E, soprattutto, per rivendicare la propria diversità, la propria resistenza, la propria superiorità morale di fronte a un mondo che precipita nel totalitarismo più bieco senza battere ciglio. Ma “Numero 6” in cuor suo sa una cosa – e la serie lo fa capire in maniera chiara – e la sua lotta ne è la riprova: ogni sforzo è soltanto esaltazione della futilità della sua stessa volontà di resistenza. Lui combatte, per sé e per gli altri ma sa che non serve a nulla, nel concreto: quando McGoohan morì nel 2009, un critico scrisse che “la serie era un’allegoria dell’individuo, un qualcuno che sta cercando di trovare pace e libertà in una mascherata dispotica spacciata per utopia”.

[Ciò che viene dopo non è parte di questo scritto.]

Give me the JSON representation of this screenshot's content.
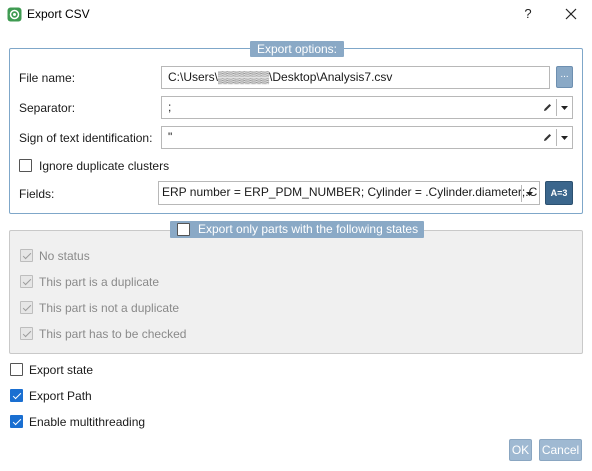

Non notate qualche somiglianza con la situazione attuale? Le nostre società cosmopolite, integrazioniste, super-tecnologiche non sono in fondo tanti “The Village” ultra-sorvegliati e che non ci lasciano via d’uscita, pena l’isolamento, la criminalizzazione sociale e la ghettizzazione ideale? La televisione, i media in generale, la logica delle fake-news e della post-verità, non sono moderne e meno invasive forme di condizionamento e controllo sociale, esattamente come gli esperimenti cui venivano sottoposto “Numero 6”? Non siamo, forse, già un uno stato di polizia? Anzi, in un prodromo di legge marziale, de facto? Pensateci: la più grande democrazia al mondo, il faro di libertà, non è forse guidata da un uomo che, a sua volta, non si azzarda a prendere nemmeno un caffé senza l’ok dei suoi generali? E lui li chiama proprio così, quando parla delle iniziative di politica estera che presenta al mondo: “Me lo hanno detto i miei generali”.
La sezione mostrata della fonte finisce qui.